Tuesday, November 22, 2005

Et tut?

tutcut

(cue Steve Martin's song)

Let me state that ancient Egypt is big in our house. If I hear Hubby up late watching television, it's not porn I'm sharing my husband with. Instead, it's various Egyptologists and their theories behind everything from how the pyramids were built to what really happened to Queen Hatshepsut. I can't complain, after all, N's conception blessing was at a temple of Sekhmet. The girls have shown enthusiasm for such studies, too, so we don't hear complaints when Jimmy Neutron is switched over to Bob Brier.

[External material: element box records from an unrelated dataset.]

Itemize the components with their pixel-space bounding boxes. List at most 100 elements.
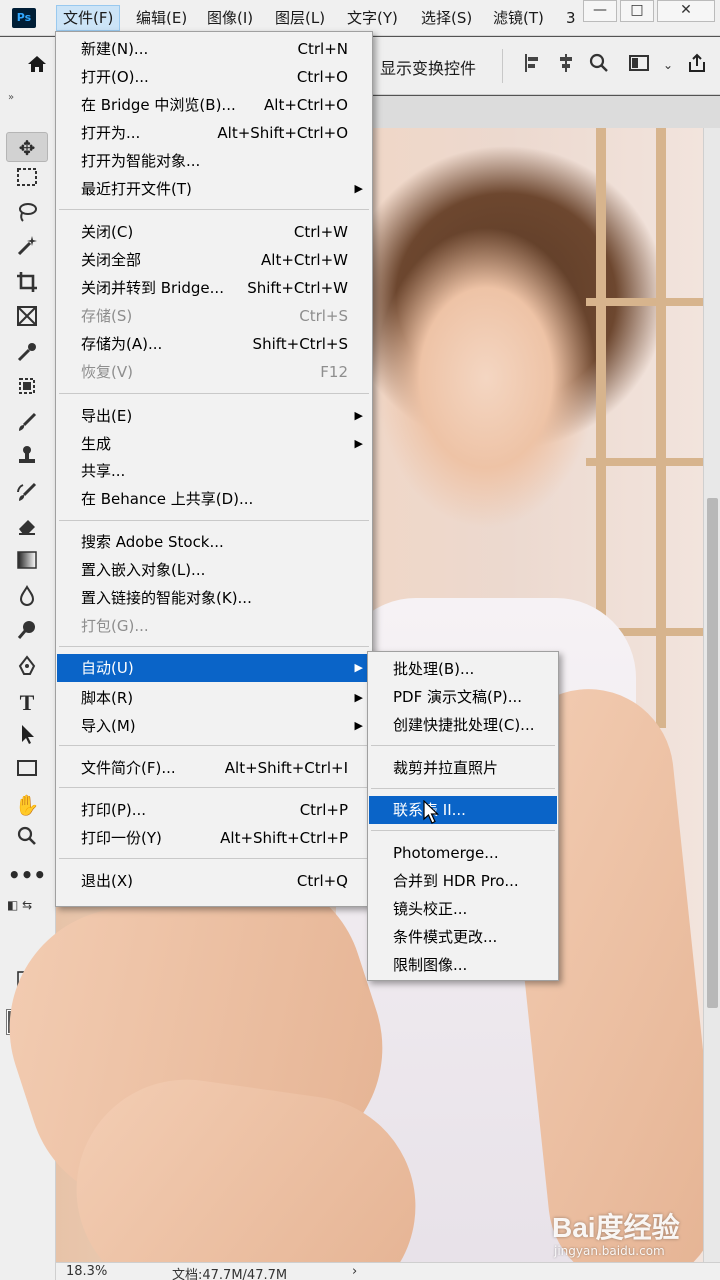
rectangle-tool-icon[interactable] bbox=[6, 756, 48, 786]
chevron-down-icon[interactable]: ⌄ bbox=[655, 52, 681, 78]
collapse-arrows-icon[interactable]: » bbox=[8, 92, 14, 103]
workspace-icon[interactable] bbox=[626, 52, 652, 78]
clone-stamp-tool-icon[interactable] bbox=[6, 444, 48, 474]
zoom-tool-icon[interactable] bbox=[6, 824, 48, 854]
menu-item-place-linked[interactable]: 置入链接的智能对象(K)... bbox=[57, 584, 371, 612]
minimize-button[interactable]: — bbox=[583, 0, 617, 22]
submenu-item-create-droplet[interactable]: 创建快捷批处理(C)... bbox=[369, 711, 557, 739]
menu-type[interactable]: 文字(Y) bbox=[341, 5, 404, 31]
marquee-tool-icon[interactable] bbox=[6, 166, 48, 196]
brush-tool-icon[interactable] bbox=[6, 410, 48, 440]
move-tool-icon[interactable]: ✥ bbox=[6, 132, 48, 162]
menu-item-print[interactable]: 打印(P)... Ctrl+P bbox=[57, 796, 371, 824]
gradient-tool-icon[interactable] bbox=[6, 548, 48, 578]
default-colors-icon[interactable]: ◧ ⇆ bbox=[7, 898, 32, 912]
share-icon[interactable] bbox=[684, 52, 710, 78]
blur-tool-icon[interactable] bbox=[6, 584, 48, 614]
close-button[interactable]: ✕ bbox=[657, 0, 715, 22]
menu-separator bbox=[59, 745, 369, 746]
watermark-brand: Bai度经验 bbox=[552, 1212, 680, 1243]
menu-item-save-as[interactable]: 存储为(A)... Shift+Ctrl+S bbox=[57, 330, 371, 358]
eraser-tool-icon[interactable] bbox=[6, 514, 48, 544]
spot-healing-tool-icon[interactable] bbox=[6, 374, 48, 404]
submenu-arrow-icon: ▶ bbox=[354, 691, 363, 704]
submenu-arrow-icon: ▶ bbox=[354, 661, 363, 674]
menu-item-search-adobe-stock[interactable]: 搜索 Adobe Stock... bbox=[57, 528, 371, 556]
crop-tool-icon[interactable] bbox=[6, 270, 48, 300]
submenu-item-lens-correction[interactable]: 镜头校正... bbox=[369, 895, 557, 923]
submenu-item-batch[interactable]: 批处理(B)... bbox=[369, 655, 557, 683]
mouse-cursor-icon bbox=[423, 799, 441, 826]
menu-item-close[interactable]: 关闭(C) Ctrl+W bbox=[57, 218, 371, 246]
menu-item-file-info[interactable]: 文件简介(F)... Alt+Shift+Ctrl+I bbox=[57, 754, 371, 782]
menu-item-close-all[interactable]: 关闭全部 Alt+Ctrl+W bbox=[57, 246, 371, 274]
menu-item-generate[interactable]: 生成 ▶ bbox=[57, 430, 371, 458]
menu-separator bbox=[59, 787, 369, 788]
menu-item-revert[interactable]: 恢复(V) F12 bbox=[57, 358, 371, 386]
home-icon[interactable] bbox=[24, 52, 50, 78]
maximize-button[interactable]: □ bbox=[620, 0, 654, 22]
menu-separator bbox=[371, 830, 555, 831]
menu-item-share-behance[interactable]: 在 Behance 上共享(D)... bbox=[57, 485, 371, 513]
vertical-scrollbar[interactable] bbox=[703, 128, 720, 1262]
submenu-item-conditional-mode-change[interactable]: 条件模式更改... bbox=[369, 923, 557, 951]
search-icon[interactable] bbox=[586, 52, 612, 78]
submenu-item-merge-hdr[interactable]: 合并到 HDR Pro... bbox=[369, 867, 557, 895]
zoom-level[interactable]: 18.3% bbox=[66, 1264, 107, 1279]
lasso-tool-icon[interactable] bbox=[6, 200, 48, 230]
menu-separator bbox=[59, 646, 369, 647]
menu-item-open-as[interactable]: 打开为... Alt+Shift+Ctrl+O bbox=[57, 119, 371, 147]
status-arrow-icon[interactable]: › bbox=[352, 1264, 357, 1279]
eyedropper-tool-icon[interactable] bbox=[6, 340, 48, 370]
submenu-item-photomerge[interactable]: Photomerge... bbox=[369, 839, 557, 867]
pen-tool-icon[interactable] bbox=[6, 654, 48, 684]
menu-select[interactable]: 选择(S) bbox=[415, 5, 478, 31]
menu-3d[interactable]: 3 bbox=[560, 5, 582, 31]
menu-item-open-smart-object[interactable]: 打开为智能对象... bbox=[57, 147, 371, 175]
menu-item-browse-bridge[interactable]: 在 Bridge 中浏览(B)... Alt+Ctrl+O bbox=[57, 91, 371, 119]
menu-item-share[interactable]: 共享... bbox=[57, 457, 371, 485]
submenu-item-fit-image[interactable]: 限制图像... bbox=[369, 951, 557, 979]
hand-tool-icon[interactable]: ✋ bbox=[6, 790, 48, 820]
scrollbar-thumb[interactable] bbox=[707, 498, 718, 1008]
frame-tool-icon[interactable] bbox=[6, 304, 48, 334]
type-tool-icon[interactable]: T bbox=[6, 688, 48, 718]
menu-item-scripts[interactable]: 脚本(R) ▶ bbox=[57, 684, 371, 712]
show-transform-controls-label[interactable]: 显示变换控件 bbox=[380, 55, 476, 79]
window-rail-decor bbox=[586, 458, 703, 466]
align-center-icon[interactable] bbox=[553, 52, 579, 78]
menu-item-open[interactable]: 打开(O)... Ctrl+O bbox=[57, 63, 371, 91]
menu-item-export[interactable]: 导出(E) ▶ bbox=[57, 402, 371, 430]
dodge-tool-icon[interactable] bbox=[6, 618, 48, 648]
align-left-icon[interactable] bbox=[520, 52, 546, 78]
menu-item-exit[interactable]: 退出(X) Ctrl+Q bbox=[57, 867, 371, 895]
magic-wand-tool-icon[interactable] bbox=[6, 234, 48, 264]
menu-separator bbox=[59, 520, 369, 521]
menu-item-automate[interactable]: 自动(U) ▶ bbox=[57, 654, 371, 682]
menu-item-package[interactable]: 打包(G)... bbox=[57, 612, 371, 640]
menu-item-print-one-copy[interactable]: 打印一份(Y) Alt+Shift+Ctrl+P bbox=[57, 824, 371, 852]
menu-item-new[interactable]: 新建(N)... Ctrl+N bbox=[57, 35, 371, 63]
menu-edit[interactable]: 编辑(E) bbox=[130, 5, 193, 31]
submenu-arrow-icon: ▶ bbox=[354, 409, 363, 422]
more-tools-icon[interactable]: ••• bbox=[6, 860, 48, 890]
menu-layer[interactable]: 图层(L) bbox=[269, 5, 331, 31]
menu-item-save[interactable]: 存储(S) Ctrl+S bbox=[57, 302, 371, 330]
photoshop-logo: Ps bbox=[12, 8, 36, 28]
menu-item-place-embedded[interactable]: 置入嵌入对象(L)... bbox=[57, 556, 371, 584]
menu-filter[interactable]: 滤镜(T) bbox=[487, 5, 550, 31]
watermark-url: jingyan.baidu.com bbox=[554, 1244, 665, 1258]
menu-item-import[interactable]: 导入(M) ▶ bbox=[57, 712, 371, 740]
submenu-arrow-icon: ▶ bbox=[354, 182, 363, 195]
path-selection-tool-icon[interactable] bbox=[6, 722, 48, 752]
submenu-item-crop-straighten[interactable]: 裁剪并拉直照片 bbox=[369, 754, 557, 782]
menu-file[interactable]: 文件(F) bbox=[56, 5, 121, 31]
menu-separator bbox=[59, 393, 369, 394]
submenu-item-pdf-presentation[interactable]: PDF 演示文稿(P)... bbox=[369, 683, 557, 711]
submenu-item-contact-sheet[interactable]: 联系表 II... bbox=[369, 796, 557, 824]
automate-submenu: 批处理(B)... PDF 演示文稿(P)... 创建快捷批处理(C)... 裁… bbox=[367, 651, 559, 981]
history-brush-tool-icon[interactable] bbox=[6, 480, 48, 510]
menu-item-close-go-bridge[interactable]: 关闭并转到 Bridge... Shift+Ctrl+W bbox=[57, 274, 371, 302]
menu-image[interactable]: 图像(I) bbox=[201, 5, 259, 31]
menu-item-recent-files[interactable]: 最近打开文件(T) ▶ bbox=[57, 175, 371, 203]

So, when the Boy King was within driving distance, it wasn't a matter of if, but rather when. Which was last weekend. Seven hours on the road, rhumba lessons at 3 am in the room above us at the hotel, over an hour in line waiting to get in, and we were THERE, Man.

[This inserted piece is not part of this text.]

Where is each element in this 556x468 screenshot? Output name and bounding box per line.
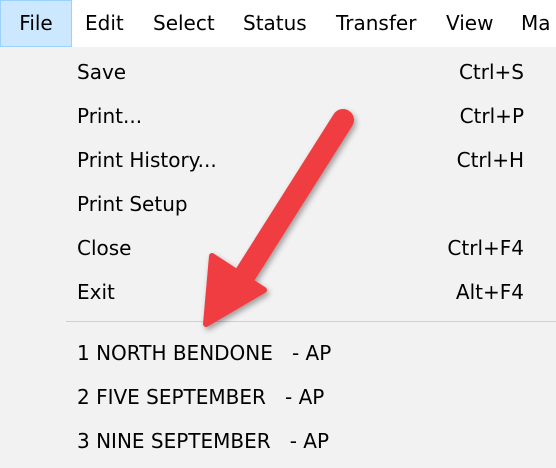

Old stuff. REALLY old stuff. Really old broken stuff but it was so old and so cool it didn't matter. Most everything was from someone else's tomb, not Tutenkhamen's, but it was still goose-pimply exciting.

But what we really wanted to see was the Big Wow, as Hubby called it. You know, what you see in your mind when you think of King Tut. The funerial mask, in all its gilded glory, with the reds and the blues, the snakes and that flail thing. And the eyes - had to see those eyes. I was getting shivers just thinking about it. Soon it was nearing 8 pm, and the girls were either a) too tired b) too overwhelmed with so much to see or c) too interested in going to the kids fun section instead of being with all these stodgey adults oohing over a viscera vessel that they were ready to move on. We had to briefly look at the really cool things to get to the Big Wow before we lost them.

And then, suddenly, we were at the gift shop. Wait! Where's the Big Wow? Did we miss it? Crap!

Nope, turns out Egypt refused to let The Big Wow out of the country. All those advertisements and posters and websites and three-story-high commandments to SEE TUT HERE! with the funerial mask demanding your attention were misleading. What a letdown.

But it was still cool, and we don't regret it, or the eight hours it took us to get home.